Spoiler! :
I stood there perplexed, uncertain of my whereabouts or how I'd gotten here. And all that mattered now was this moment, as he, his exotic features, and the pencil inched closer and closer until the space that had and always would separate us was nonexistent. It was perfect, too perfect just like everything else here.
I never liked taking notes, not since it became part of my job. My mother had always said to me when I was younger and less wrinkled and blemished, "You ought to do what you love." I guess she didn't think about the old adage, "Don't turn something you love into work." Before my job, I used to love to do secretarial type of stuff. My handwriting had never been superb, but it was legible, the slanted cursively type doctors have. I adored letters though, and as a child I even went as far as to learn shorthand and also take a calligraphy class. I was a neat freak with my color coded folders, tabs, and post-it notes. The only thing that was ever out of place was my pens. They were all handcrafted with a woody, earthy feel that soothed me. I didn't own a pencil, because why would anyone write something they didn't mean and I didn't believe in mistakes because I made none.
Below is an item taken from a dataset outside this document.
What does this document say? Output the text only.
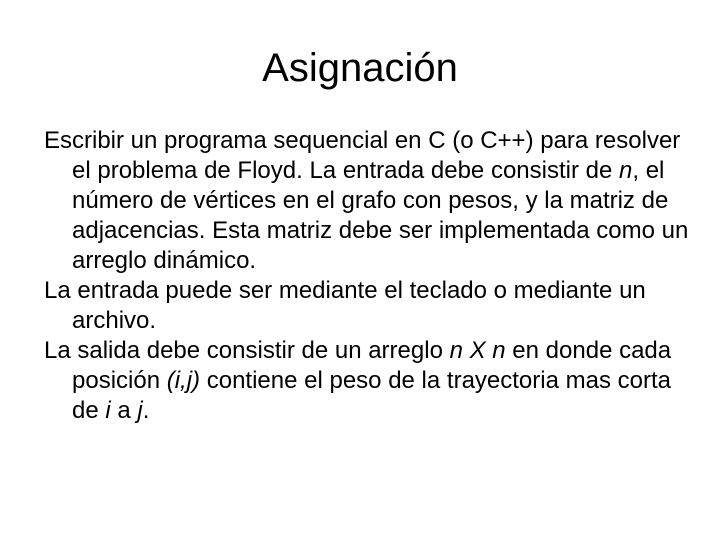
Asignación

Escribir un programa sequencial en C (o C++) para resolver el problema de Floyd. La entrada debe consistir de n, el número de vértices en el grafo con pesos, y la matriz de adjacencias. Esta matriz debe ser implementada como un arreglo dinámico.

La entrada puede ser mediante el teclado o mediante un archivo.

La salida debe consistir de un arreglo n X n en donde cada posición (i,j) contiene el peso de la trayectoria mas corta de i a j.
"Tat, I need a pencil stat," Stan, the lawyer I worked for, said. Paralytic fear festered within me, tying my organs into a mess of intertwining knots.
"Pencil?" I repeated.
"Yes, Tat, a pencil. You know the little wooden cylinder shaped things with graphite inside of them? Get me one of those or you're fired."
No comment. Stan was not the negotiable type, and thus I left the building to run to the nearest store.
It hurt. I had obstructed a pedestrian running down the street, but he smiled at me, a goofy smile that irked me.
"Pencil? Really?" he laughed. WTF? How did he know about that? I didn't have a sign over my head that said "pencil-less secretary in need of one right now or she'll no longer have a job". Maybe I should have been more attentive at that time as a needle pricked me and a sharp searing pain jotted throughout my body.
“I’ll show you a real pencil, Tatiana,” he whispered as I lost my perception of the world.
It was perfection. A perfect yellow hexagonal prism with number two lead at the center and a pink eraser at the top, but it was someone else’s, in the clutches of a blue spindly hand. The hand’s owner winked at me and slide his fingers though his green flower-infested hair.
“I told you I’d show you a real pencil.”
“So can I have it?” I asked, my eyes glued on the prize.
“For a price of course.” He leaned forward to tell me the secret. Impulsively, I snatched that wooden treasure as soon as his lips began to trace my ear and began running.
“Borrowing is for losers!” I yelled. Did I mention that I’m snarky?